Robert Biedroń, kandydat koalicji lewicowej, mówił, że poparcie ustawy o związkach partnerskich wymaga odwagi.

Marek Jakubiak mówił, że konstytucja określa definicję małżeństwa.

Kwestia euro

Ubiegający się o reelekcję prezydent Andrzej Duda podkreślił, że z dyskusją o przyjęciu wspólnej europejskiej waluty należy poczekać do czasu gdy Polacy będą zamożniejszym społeczeństwem.

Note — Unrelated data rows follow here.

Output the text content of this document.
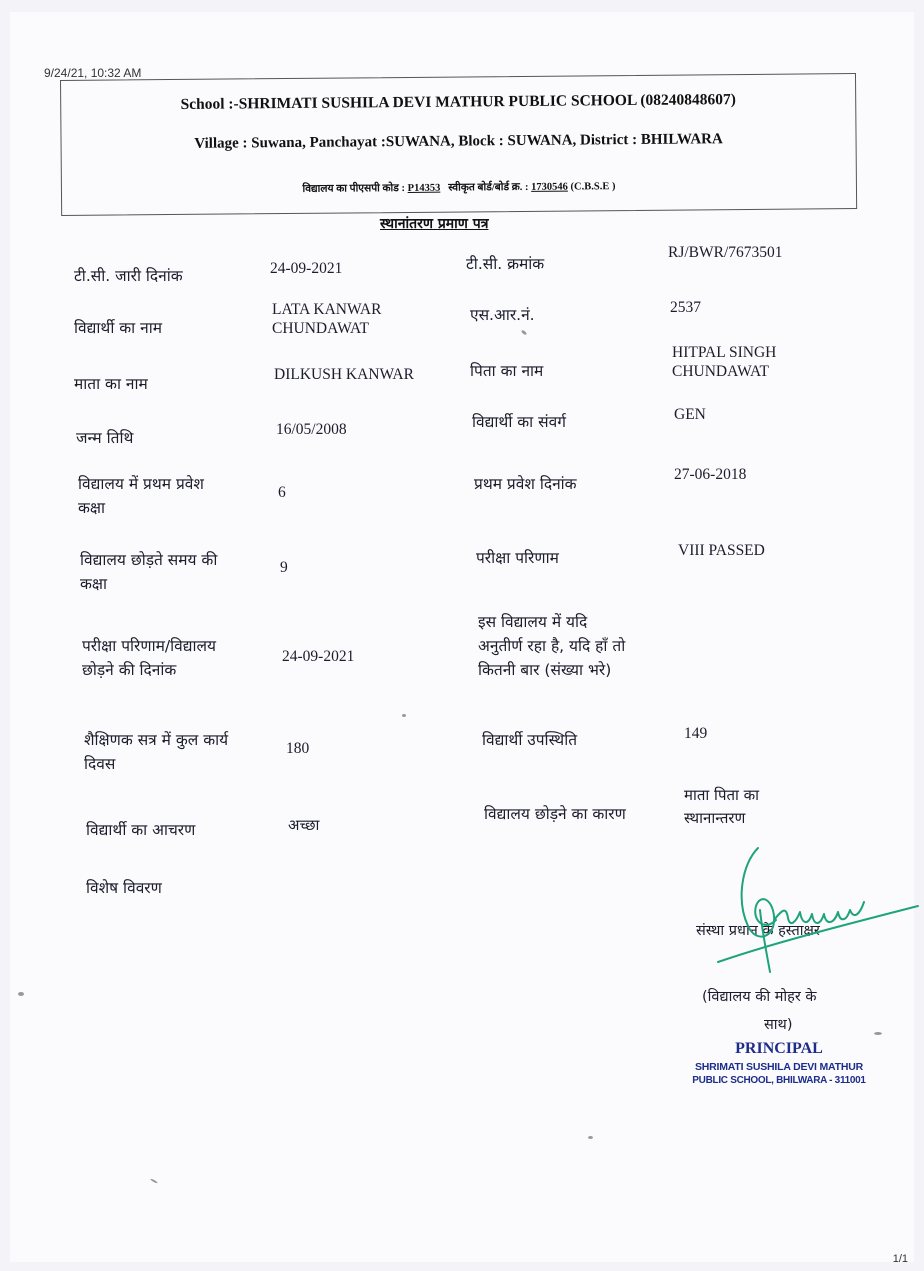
9/24/21, 10:32 AM
School :-SHRIMATI SUSHILA DEVI MATHUR PUBLIC SCHOOL (08240848607)
Village : Suwana, Panchayat :SUWANA, Block : SUWANA, District : BHILWARA
विद्यालय का पीएसपी कोड : P14353 स्वीकृत बोर्ड/बोर्ड क्र. : 1730546 (C.B.S.E )
स्थानांतरण प्रमाण पत्र
टी.सी. जारी दिनांक
विद्यार्थी का नाम
माता का नाम
जन्म तिथि
विद्यालय में प्रथम प्रवेश
कक्षा
विद्यालय छोड़ते समय की
कक्षा
परीक्षा परिणाम/विद्यालय
छोड़ने की दिनांक
शैक्षिणक सत्र में कुल कार्य
दिवस
विद्यार्थी का आचरण
विशेष विवरण
24-09-2021
LATA KANWAR
CHUNDAWAT
DILKUSH KANWAR
16/05/2008
6
9
24-09-2021
180
अच्छा
टी.सी. क्रमांक
एस.आर.नं.
पिता का नाम
विद्यार्थी का संवर्ग
प्रथम प्रवेश दिनांक
परीक्षा परिणाम
इस विद्यालय में यदि
अनुतीर्ण रहा है, यदि हाँ तो
कितनी बार (संख्या भरे)
विद्यार्थी उपस्थिति
विद्यालय छोड़ने का कारण
RJ/BWR/7673501
2537
HITPAL SINGH
CHUNDAWAT
GEN
27-06-2018
VIII PASSED
149
माता पिता का
स्थानान्तरण
संस्था प्रधान के हस्ताक्षर
(विद्यालय की मोहर के
साथ)
PRINCIPAL
SHRIMATI SUSHILA DEVI MATHUR
PUBLIC SCHOOL, BHILWARA - 311001
1/1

W debacie prezydenckiej w TVP kandydaci na najwyższy urząd w Polsce odpowiadali też m.in. na pytanie, czy złoty powinien zostać zastąpiony przez euro.

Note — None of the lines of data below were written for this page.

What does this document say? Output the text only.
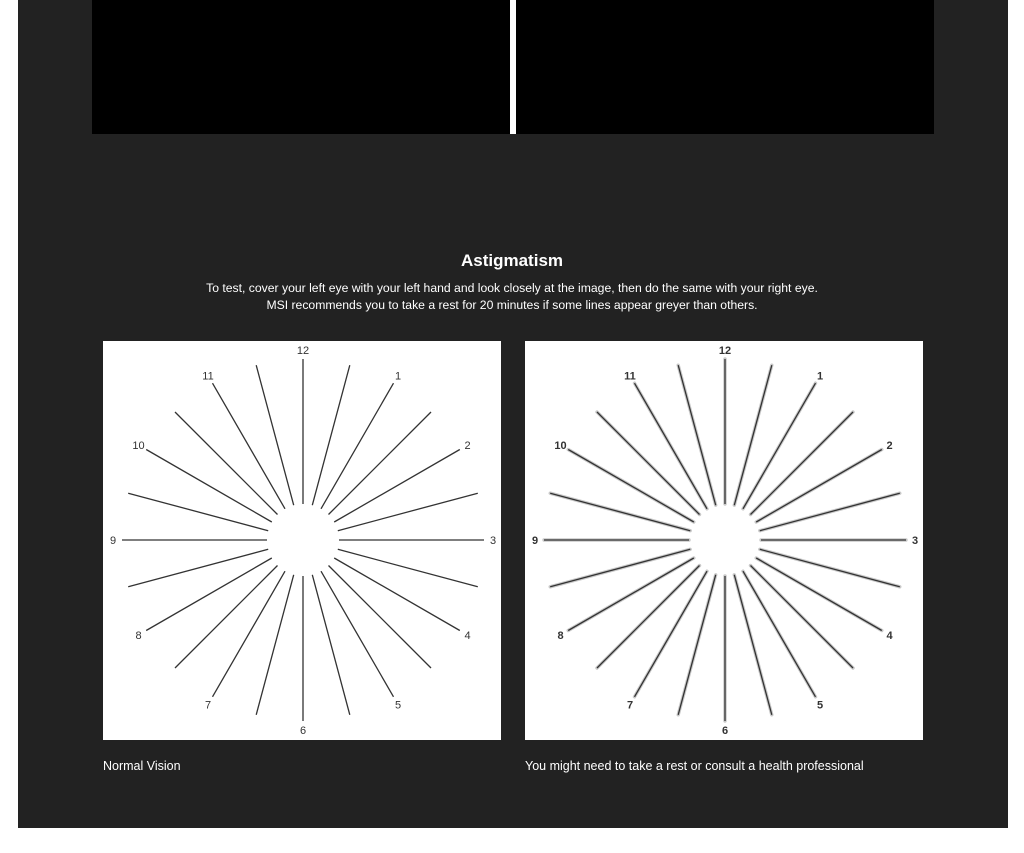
Astigmatism
To test, cover your left eye with your left hand and look closely at the image, then do the same with your right eye. MSI recommends you to take a rest for 20 minutes if some lines appear greyer than others.
12
1
2
3
4
5
6
7
8
9
10
11
12
1
2
3
4
5
6
7
8
9
10
11
Normal Vision	You might need to take a rest or consult a health professional
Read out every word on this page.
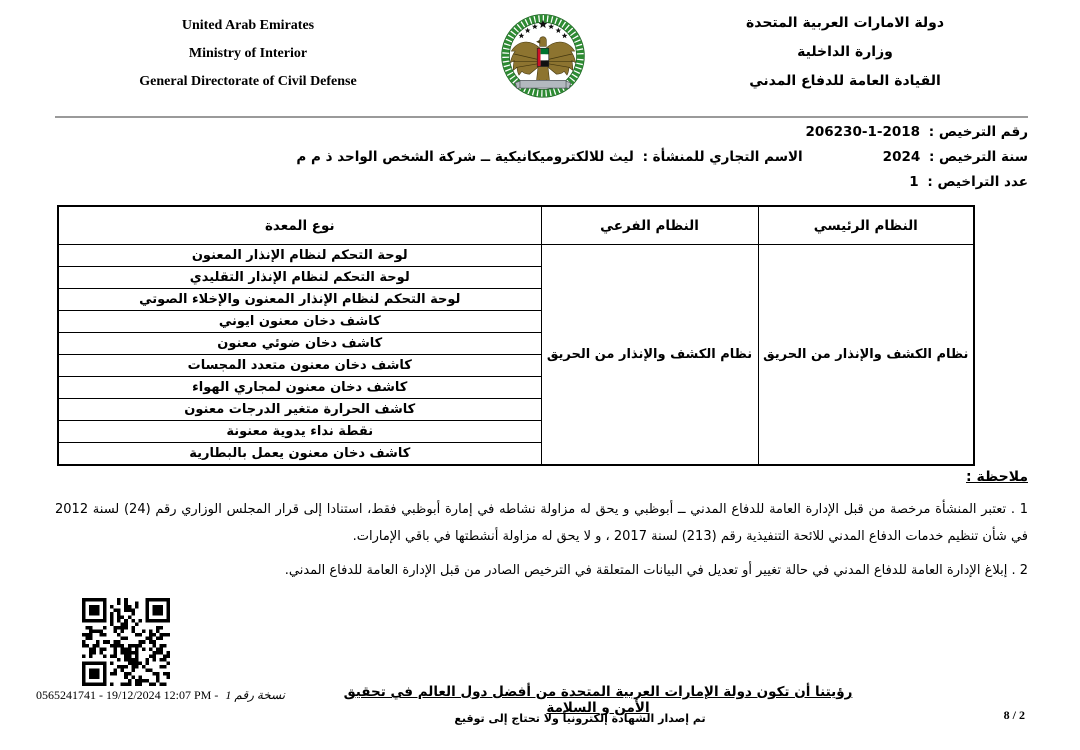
United Arab Emirates
Ministry of Interior
General Directorate of Civil Defense
دولة الامارات العربية المتحدة
وزارة الداخلية
القيادة العامة للدفاع المدني
رقم الترخيص : 206230-1-2018
سنة الترخيص : 2024
الاسم التجاري للمنشأة : ليث للالكتروميكانيكية ــ شركة الشخص الواحد ذ م م
عدد التراخيص : 1
النظام الرئيسي	النظام الفرعي	نوع المعدة
نظام الكشف والإنذار من الحريق	نظام الكشف والإنذار من الحريق	لوحة التحكم لنظام الإنذار المعنون
		لوحة التحكم لنظام الإنذار التقليدي
		لوحة التحكم لنظام الإنذار المعنون والإخلاء الصوتي
		كاشف دخان معنون ايوني
		كاشف دخان ضوئي معنون
		كاشف دخان معنون متعدد المجسات
		كاشف دخان معنون لمجاري الهواء
		كاشف الحرارة متغير الدرجات معنون
		نقطة نداء يدوية معنونة
		كاشف دخان معنون يعمل بالبطارية
ملاحظة :
1 . تعتبر المنشأة مرخصة من قبل الإدارة العامة للدفاع المدني ــ أبوظبي و يحق له مزاولة نشاطه في إمارة أبوظبي فقط، استنادا إلى قرار المجلس الوزاري رقم (24) لسنة 2012 في شأن تنظيم خدمات الدفاع المدني للائحة التنفيذية رقم (213) لسنة 2017 ، و لا يحق له مزاولة أنشطتها في باقي الإمارات.
2 . إبلاغ الإدارة العامة للدفاع المدني في حالة تغيير أو تعديل في البيانات المتعلقة في الترخيص الصادر من قبل الإدارة العامة للدفاع المدني.
0565241741 - 19/12/2024 12:07 PM - نسخة رقم 1	رؤيتنا أن تكون دولة الإمارات العربية المتحدة من أفضل دول العالم في تحقيق الأمن و السلامة
تم إصدار الشهادة إلكترونياً ولا تحتاج إلى توقيع	8 / 2
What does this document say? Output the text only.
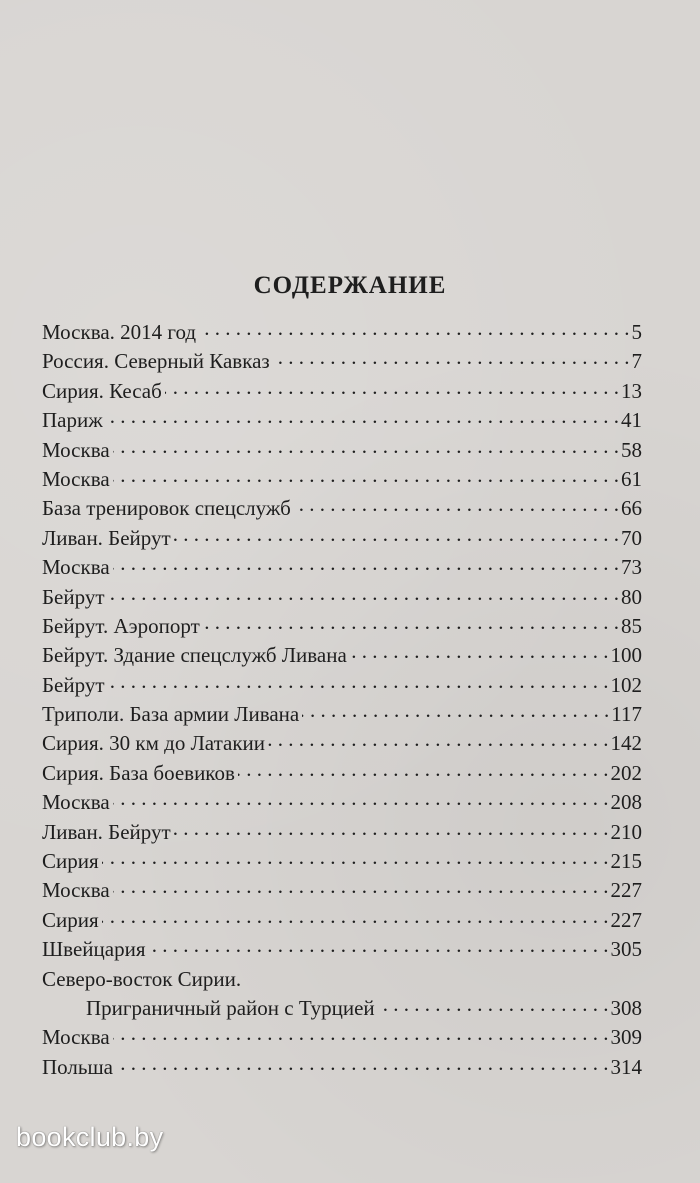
СОДЕРЖАНИЕ
Москва. 2014 год . . .	5
Россия. Северный Кавказ . . .	7
Сирия. Кесаб . . .	13
Париж . . .	41
Москва . . .	58
Москва . . .	61
База тренировок спецслужб . . .	66
Ливан. Бейрут . . .	70
Москва . . .	73
Бейрут . . .	80
Бейрут. Аэропорт . . .	85
Бейрут. Здание спецслужб Ливана . . .	100
Бейрут . . .	102
Триполи. База армии Ливана . . .	117
Сирия. 30 км до Латакии . . .	142
Сирия. База боевиков . . .	202
Москва . . .	208
Ливан. Бейрут . . .	210
Сирия . . .	215
Москва . . .	227
Сирия . . .	227
Швейцария . . .	305
Северо-восток Сирии.
Приграничный район с Турцией . . .	308
Москва . . .	309
Польша . . .	314
bookclub.by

Kandydat Koalicji Obywatelskiej Rafał Trzaskowski powiedział, że w tej chwili sytuacja gospodarcza wymaga dyskusji o innych sprawach niż przyjęcie euro.

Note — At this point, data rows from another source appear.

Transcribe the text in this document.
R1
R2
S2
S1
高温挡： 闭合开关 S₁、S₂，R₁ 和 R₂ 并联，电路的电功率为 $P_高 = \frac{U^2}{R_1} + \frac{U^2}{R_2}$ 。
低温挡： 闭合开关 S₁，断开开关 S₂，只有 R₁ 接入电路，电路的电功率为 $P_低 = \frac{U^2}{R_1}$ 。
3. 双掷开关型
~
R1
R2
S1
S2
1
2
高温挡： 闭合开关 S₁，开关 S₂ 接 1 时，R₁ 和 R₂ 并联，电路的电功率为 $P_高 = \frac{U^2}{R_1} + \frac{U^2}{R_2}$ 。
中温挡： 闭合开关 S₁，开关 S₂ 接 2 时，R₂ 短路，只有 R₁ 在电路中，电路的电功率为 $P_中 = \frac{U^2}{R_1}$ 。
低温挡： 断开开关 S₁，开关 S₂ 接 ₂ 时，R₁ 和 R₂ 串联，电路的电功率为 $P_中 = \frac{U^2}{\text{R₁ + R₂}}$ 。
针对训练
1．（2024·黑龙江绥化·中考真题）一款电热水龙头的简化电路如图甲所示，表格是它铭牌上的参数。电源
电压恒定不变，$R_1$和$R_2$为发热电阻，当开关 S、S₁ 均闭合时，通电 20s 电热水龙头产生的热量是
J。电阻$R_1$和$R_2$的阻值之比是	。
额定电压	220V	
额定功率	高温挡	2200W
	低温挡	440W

Kandydat niezależny Szymon Hołownia zaznaczył, że kwestia euro to dalsza perspektywa.

Kandydat niezależny Stanisław Żółtek zdecydowanie sprzeciwił się przyjęciu przez Polskę wspólnej europejskiej waluty.

Kandydat popierany przez Konfederację Krzysztof Bosak podkreślił, że przyjęcie euro oznaczałoby pogłębienie integracji europejskiej, której jest przeciwny.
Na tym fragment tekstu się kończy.